腹部形成術後の皮膚壊死(ネクロシス)について
概要
腹部形成術(いわゆるタミータック)は、ウエストを細く平らにする手術ですが、術後に皮膚や組織が壊死(ネクロシス)する合併症が起こることがあります。壊死は、皮膚が黒くなり、かさぶたができ、液体が漏れるなどの症状を伴い、重症化すると治療が必要です。
壊死の定義と発生率
米国食品医薬品局(FDA)は、壊死を「皮膚やその下の組織が死んで剥がれる状態」と定義しています。手術中に臍帯周囲や皮下脂肪への血流が損なわれると起こります。皮膚科専門誌『Skin and Aging』によると、非喫煙者の約32%、喫煙者の約52%が局所的な壊死やその他の合併症を経験すると報告されています。
主な壊死のタイプ
- 臍帯壊死(Umbilical necrosis):喫煙者に多く見られ、臍の周りが黒く変色し最終的に瘢痕になります。
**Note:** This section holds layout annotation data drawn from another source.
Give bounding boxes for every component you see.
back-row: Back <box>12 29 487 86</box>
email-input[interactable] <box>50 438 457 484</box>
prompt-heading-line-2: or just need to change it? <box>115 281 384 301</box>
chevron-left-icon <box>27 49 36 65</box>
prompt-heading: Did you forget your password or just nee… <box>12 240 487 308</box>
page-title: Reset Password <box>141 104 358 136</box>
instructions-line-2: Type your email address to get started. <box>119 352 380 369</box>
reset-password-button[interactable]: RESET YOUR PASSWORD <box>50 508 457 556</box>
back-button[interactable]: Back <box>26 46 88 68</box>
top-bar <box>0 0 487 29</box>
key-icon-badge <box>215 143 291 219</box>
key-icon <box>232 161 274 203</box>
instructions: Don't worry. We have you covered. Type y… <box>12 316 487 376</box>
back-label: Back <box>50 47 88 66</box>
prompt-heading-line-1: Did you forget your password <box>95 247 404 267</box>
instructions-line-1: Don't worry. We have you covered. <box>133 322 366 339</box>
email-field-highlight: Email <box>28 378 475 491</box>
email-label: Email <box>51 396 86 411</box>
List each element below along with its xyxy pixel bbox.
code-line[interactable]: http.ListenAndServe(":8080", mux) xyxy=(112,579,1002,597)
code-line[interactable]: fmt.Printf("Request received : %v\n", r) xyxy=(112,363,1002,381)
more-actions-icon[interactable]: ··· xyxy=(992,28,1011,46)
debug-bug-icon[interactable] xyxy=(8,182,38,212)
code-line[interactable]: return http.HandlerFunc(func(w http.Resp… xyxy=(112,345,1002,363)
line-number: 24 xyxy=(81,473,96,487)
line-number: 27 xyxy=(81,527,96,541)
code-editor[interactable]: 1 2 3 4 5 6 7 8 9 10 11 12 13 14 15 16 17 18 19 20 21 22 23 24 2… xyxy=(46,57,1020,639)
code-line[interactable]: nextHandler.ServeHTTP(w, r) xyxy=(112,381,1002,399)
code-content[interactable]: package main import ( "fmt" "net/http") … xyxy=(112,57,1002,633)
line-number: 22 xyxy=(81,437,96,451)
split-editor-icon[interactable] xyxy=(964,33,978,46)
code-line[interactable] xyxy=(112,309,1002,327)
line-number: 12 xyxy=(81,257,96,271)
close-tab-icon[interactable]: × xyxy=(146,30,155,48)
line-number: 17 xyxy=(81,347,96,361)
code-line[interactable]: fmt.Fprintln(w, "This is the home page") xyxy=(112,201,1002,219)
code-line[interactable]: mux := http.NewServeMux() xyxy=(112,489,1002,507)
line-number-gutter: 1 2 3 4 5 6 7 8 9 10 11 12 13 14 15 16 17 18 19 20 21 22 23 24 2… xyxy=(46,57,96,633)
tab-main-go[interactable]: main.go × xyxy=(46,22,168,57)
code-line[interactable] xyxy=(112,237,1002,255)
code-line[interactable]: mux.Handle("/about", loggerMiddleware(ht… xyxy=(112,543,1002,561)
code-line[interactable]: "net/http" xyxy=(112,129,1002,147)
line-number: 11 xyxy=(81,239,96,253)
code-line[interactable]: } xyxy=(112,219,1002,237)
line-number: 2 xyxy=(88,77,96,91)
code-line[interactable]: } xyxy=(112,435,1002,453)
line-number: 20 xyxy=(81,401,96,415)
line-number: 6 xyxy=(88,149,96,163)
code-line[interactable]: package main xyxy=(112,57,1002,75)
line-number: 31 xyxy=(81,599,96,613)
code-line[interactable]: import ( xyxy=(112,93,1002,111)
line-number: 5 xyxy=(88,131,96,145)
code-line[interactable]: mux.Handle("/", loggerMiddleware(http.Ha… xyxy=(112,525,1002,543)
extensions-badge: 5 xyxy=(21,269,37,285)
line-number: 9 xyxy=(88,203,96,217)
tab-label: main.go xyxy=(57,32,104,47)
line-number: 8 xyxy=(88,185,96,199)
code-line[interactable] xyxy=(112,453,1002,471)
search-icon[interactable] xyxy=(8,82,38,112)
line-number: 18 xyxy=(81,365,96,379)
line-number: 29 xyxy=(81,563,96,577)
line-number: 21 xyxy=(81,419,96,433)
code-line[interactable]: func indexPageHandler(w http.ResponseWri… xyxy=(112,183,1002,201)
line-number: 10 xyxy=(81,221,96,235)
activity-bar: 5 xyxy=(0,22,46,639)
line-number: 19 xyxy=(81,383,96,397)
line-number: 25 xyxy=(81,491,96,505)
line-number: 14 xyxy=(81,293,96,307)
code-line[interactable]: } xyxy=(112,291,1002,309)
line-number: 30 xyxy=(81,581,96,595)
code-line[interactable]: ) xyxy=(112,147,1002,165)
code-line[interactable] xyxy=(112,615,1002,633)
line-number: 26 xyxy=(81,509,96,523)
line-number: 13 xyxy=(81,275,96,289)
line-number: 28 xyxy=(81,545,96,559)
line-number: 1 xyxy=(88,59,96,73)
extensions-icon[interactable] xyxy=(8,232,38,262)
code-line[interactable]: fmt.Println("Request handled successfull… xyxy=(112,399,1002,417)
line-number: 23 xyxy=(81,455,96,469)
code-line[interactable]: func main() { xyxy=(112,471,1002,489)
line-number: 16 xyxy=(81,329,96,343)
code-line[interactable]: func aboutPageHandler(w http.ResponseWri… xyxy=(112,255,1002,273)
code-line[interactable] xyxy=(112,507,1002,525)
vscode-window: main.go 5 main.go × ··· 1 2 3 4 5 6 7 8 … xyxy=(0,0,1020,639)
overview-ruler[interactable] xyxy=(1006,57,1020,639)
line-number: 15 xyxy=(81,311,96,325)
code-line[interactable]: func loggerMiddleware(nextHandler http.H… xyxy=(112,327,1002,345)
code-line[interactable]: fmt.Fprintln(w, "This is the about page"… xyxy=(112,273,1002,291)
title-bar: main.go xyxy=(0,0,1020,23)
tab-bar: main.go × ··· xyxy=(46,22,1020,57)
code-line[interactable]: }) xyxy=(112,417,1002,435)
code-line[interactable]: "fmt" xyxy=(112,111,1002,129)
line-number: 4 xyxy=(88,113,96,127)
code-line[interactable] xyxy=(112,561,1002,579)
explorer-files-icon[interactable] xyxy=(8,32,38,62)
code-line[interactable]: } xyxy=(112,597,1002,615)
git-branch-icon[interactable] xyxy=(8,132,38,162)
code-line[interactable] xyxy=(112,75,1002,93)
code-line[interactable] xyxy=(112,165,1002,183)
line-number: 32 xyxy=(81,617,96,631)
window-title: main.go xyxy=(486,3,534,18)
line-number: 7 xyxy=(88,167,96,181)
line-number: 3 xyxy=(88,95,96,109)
- フラップ壊死(Flap necrosis):発生頻度は低いものの最も重症です。黒く変色した皮膚が自然に剥がれるまで継続的なドレッシングが必要で、場合によっては皮膚移植や再手術が必要です。
- 脂肪壊死(Fat necrosis):皮下に死んだ脂肪の塊ができる状態です。自然に吸収されることが多いですが、液体の排出を受け止めるために包帯が必要です。
症状と注意点
術後2〜4週間で脂肪壊死が現れることが多く、患部に硬くて痛みを伴うしこりができることがあります。形成外科医のピーター・アルデア博士は「青みがかった変色が斑状になり、次第に暗く重い打ち身のようになる」と説明しています。放置すると壊疽(がん)に進行し、重篤化や死亡のリスクがあります。
禁煙の重要性
タミータックを受ける前後は必ず禁煙してください。ニコチンは血管を収縮させ、切開部の血流不足を招き壊死を引き起こします。アルデア博士は「多くの合併症は防げませんが、壊死は完全に予防できる」と強調しています。
性別によるリスク差
男性は女性に比べて壊死のリスクが高く、ユトレヒト大学医療センターの研究では男性患者の64.3%、女性患者の15.3%が壊死を経験しました。手術前に形成外科医とリスクについて十分に相談することが重要です。
本記事は一般的な情報提供を目的としており、医療専門家の診断・治療の代替にはなりません。